Disclaimer: I usually don’t write personal posts on this blog - I save them for the other one that no one reads. :) But I’m trying something new. If this isn’t your particular brand of vodka, please skip.

It recently hit me - for the first time perhaps - that the reality of marriage isn’t all that far off. Whereas for girls my age, the prospect of marriage is already weighing on them, for most gentlemen I”m friends with, it’s something we don’t discuss, something that just isn’t a concern yet. I have always thought of marriage as something that comes in the distant future, after I grow up, almost as though it’s something that’ll happen to someone else - a different Prasid. A taller, skinnier, more-mature, successful, well-dressed Prasid in a black suit and red bowtie, marrying a beautiful and equally-successful, equally-tall girl in a red saree that matches his bowtie. I think perhaps this is part of some deeper problem - some inability to see the person I want to become, my goals and ambitions, and then connect that back to the life-path I’m currently on.

In describing why I read Bill Clinton’s autobiography, I once told someone that I wanted to know more than just what he did as President, I wanted to take the goal of “being President of the United States” and then connect that ambition back to the life-path he took to get there, and trace it back to where I am now. I didn’t get the unvarnished truth - I really should read biographies rather than autobiographies.

In any case, it finally occurred to me that I’m 26, I’m done growing taller, I’ve lost the weight, and I’m not getting any smarter, so the consciousness I have today, the body that I have today, isn’t too far from the consciousness and body I’ll have when I get married. It won’t be someone else, an entirely different taller-older-wiser person - it’ll be me.

Now, facing the prospect of marriage, means also coming to terms with the real possibility of divorce. I grew up a romantic. I didn’t think I’d drink until I did. I didn’t think I’d hookup with girls, until I did. I didn’t think I’d ever hurt a girl, until I did. And I don’t think I’ll ever get a divorce, but whose to say?

I grew up thinking that I was smarter than most, more in touch with my feelings, more moral, and would find someone who truly fit me, and be with them forever. I grew up believing that family was unbreakable - that no matter how much I might hear my parents fight downstairs, in another hour it would be over, and everything would go back to normal. I was lucky enough to grow up without any doubt about the strength of their marriage, perhaps because they hid their own doubts from me. And so now I believe if I ever make that unbreakable vow to someone, it will be forever. Yet as I look around at other smart self-aware people, I see them getting divorces, I see them calling the cops on their husbands, I see married friends flirting with exes, I see them playing with their lives and marriages as though this is high school dating and there are no consequences.
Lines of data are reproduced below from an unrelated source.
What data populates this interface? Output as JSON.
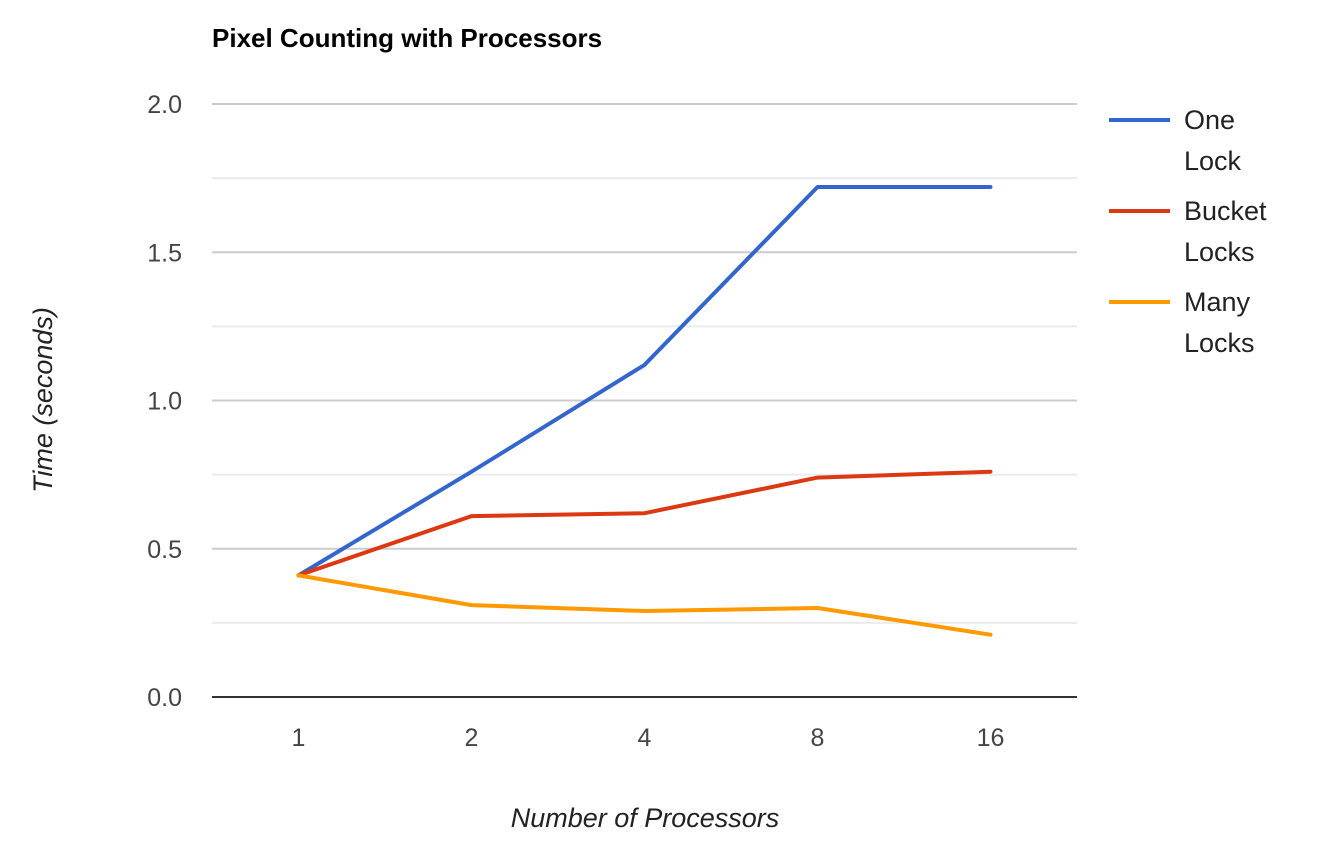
{
  "chart_data": {
    "type": "line",
    "title": "Pixel Counting with Processors",
    "xlabel": "Number of Processors",
    "ylabel": "Time (seconds)",
    "categories": [
      "1",
      "2",
      "4",
      "8",
      "16"
    ],
    "ylim": [
      0,
      2.0
    ],
    "y_ticks": [
      "0.0",
      "0.5",
      "1.0",
      "1.5",
      "2.0"
    ],
    "y_tick_values": [
      0,
      0.5,
      1.0,
      1.5,
      2.0
    ],
    "y_minor_gridlines": [
      0.25,
      0.75,
      1.25,
      1.75
    ],
    "grid": true,
    "legend_position": "right",
    "series": [
      {
        "name": "One Lock",
        "legend_lines": [
          "One",
          "Lock"
        ],
        "color": "#3366cc",
        "values": [
          0.41,
          0.76,
          1.12,
          1.72,
          1.72
        ]
      },
      {
        "name": "Bucket Locks",
        "legend_lines": [
          "Bucket",
          "Locks"
        ],
        "color": "#dc3912",
        "values": [
          0.41,
          0.61,
          0.62,
          0.74,
          0.76
        ]
      },
      {
        "name": "Many Locks",
        "legend_lines": [
          "Many",
          "Locks"
        ],
        "color": "#ff9900",
        "values": [
          0.41,
          0.31,
          0.29,
          0.3,
          0.21
        ]
      }
    ]
  }
}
And now I’ve started down the same path. I can see myself slowly doing things that the old me might now have approved of. And I justify it because I treat it like I’m still in high-school, like we’re still just having fun, because we’re not playing in the majors yet - because this isn’t my real life yet - this isn’t that other more serious Prasid yet. But perhaps the only way I’ll bridge the gap from my life-path to serious-Prasid’s life-path is by trying. By being the mature older guy.

Perhaps I’m just not ready yet. Maybe it’ll just take me a couple more years of having fun. Or, perhaps, I don’t have someone to grow-up for. Maybe the more-serious man doesn’t emerge until he is needed, until the universe requires it from him. Or until a woman expects it of him. Finally, perhaps I’ve spent my entire life waiting for my real life to begin. I know in my heart that, at least when it comes to relationships, I’ve spent my entire life waiting to lose weight so that my real dating-life could begin. Well, I’m close enough, and we’re certainly playing with live ammo now.

Here’s another thought: I recently read an article that suggested that today we’ve bought into this fairly-tale of uncompromising, eternal love. We all want someone to find the perfect someone - the perfect soul-mate who is our complement and equal and loves us for who we are, quirks and all. We all expect so much - the fairy-tale - and we’ve forgotten that love is flawed and imperfect and messy. We’ve forgotten that the vows we take are not just to each other, but to the institution of marriage, which our culture used to revere as bulletproof, impenetrable, but which today is thin and rife with escape hatches. We’ve lost our commitment to slugging-it-out in the trenches to make it work. We are convinced we can find someone better outside the relationship, when perhaps the truth is that we can make it work with anyone, if only we are willing to stay and fight.

I wish I had a few older-brother figures to have a serious conversation with about marriage and divorce. I can only hope that somehow, as we watch on the sidelines as others play the game, we are learning something, internalizing some desire to avoid these same mistakes. I can only hope that I stop waiting for my turn, that I get off the bench, and play as though we’re in the majors. I guess we’ll see.